Überflüssig war der Werbevortrag über den TÜV von Ralf Grobusch, Geschäftsfeldleiter Managementsysteme bei dem Unternehmen. Jeder weiß, dass der TÜV
eine renommierte, anerkannte, neutrale Institution ist. Das reicht. Weitere Details sind nicht notwendig. Kaum besser stellte sich sein Kollege Dr. Ing. Volker Wessling vom Geschäftsfeld Business Engineering dar. Er sollte anhand des Rewe-Konzerns belegen, dass das Konzept der Dienstleistungs-Zertifizierung in der Praxis funktioniert, blieb dabei aber zu abstrakt. Es gelang ihm auch nicht, Verbindungen oder Parallelen zu unserer Branche aufzuzeigen.

Das Schlusswort der Veranstaltung sprach Uwe Heinemann als Sprecher des Lenkungskreises. Er hielt ein eindringliches Plädoyer für die Qualitätsinitiative: "Wir haben gar keine 2. Chance!

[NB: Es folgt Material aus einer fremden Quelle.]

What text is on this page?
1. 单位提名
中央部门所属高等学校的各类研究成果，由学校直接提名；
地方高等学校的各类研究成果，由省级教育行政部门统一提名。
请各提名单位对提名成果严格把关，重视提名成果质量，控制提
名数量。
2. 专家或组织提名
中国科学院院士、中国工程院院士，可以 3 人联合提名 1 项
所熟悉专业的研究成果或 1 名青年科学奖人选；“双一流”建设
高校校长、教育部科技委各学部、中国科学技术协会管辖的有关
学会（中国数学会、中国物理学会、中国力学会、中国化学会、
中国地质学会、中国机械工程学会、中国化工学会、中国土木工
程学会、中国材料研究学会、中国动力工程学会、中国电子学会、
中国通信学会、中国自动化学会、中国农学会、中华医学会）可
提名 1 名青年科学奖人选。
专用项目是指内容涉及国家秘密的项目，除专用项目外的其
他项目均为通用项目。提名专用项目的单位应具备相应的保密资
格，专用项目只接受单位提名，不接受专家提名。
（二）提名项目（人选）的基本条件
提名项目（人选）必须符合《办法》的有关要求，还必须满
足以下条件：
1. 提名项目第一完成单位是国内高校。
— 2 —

Wenn der Teppichboden nicht zum reinen Baustoff verkommen soll, der lediglich eine Funktion zu erfüllen hat, wird die Verdrängung und der Trend zu alternativen Bodenbelagsarten und das Rauf und Runter des Teppichabsatzes immer und ewig eine Frage des Augenblickes, der Modeerscheinung sein.

Alle Handwerksbetriebe, Fachhändler, Fachmärkte, Großhandel, aber auch die Industrie und deren Mitarbeiter müssen mit der neu ins Leben gerufenen Qualitätsinitiative "Pro Teppichboden", die vielleicht letzte Chance konsequent umsetzen und nutzen."

In der Verbesserung der Qualität von Verkauf und Service lägen die entscheidenden Ansatzpunkte, sich von den Anbietern zu unterscheiden, die den billigen Preis zum einzigen Argument machen. "Pro Teppichboden ist die Brechstange, mit der wie die verkrusteten Strukturen in unserem Markt aufbrechen, die Qualität im Vertrieb verbessern und so das Produkt, die Verkäufer und die ganze Branche aufwerten". Aber: Dazu brauche es "Fahnenträger, Vorbilder, die gemeinsam mit den Pro Teppichboden-Trägern und Förderern den Schulterschluss wagen, sich über die Wettbewerbsgrenzen hinaus bewegen, und sich selbst aktiv in die Umsetzung des Konzeptes einbringen".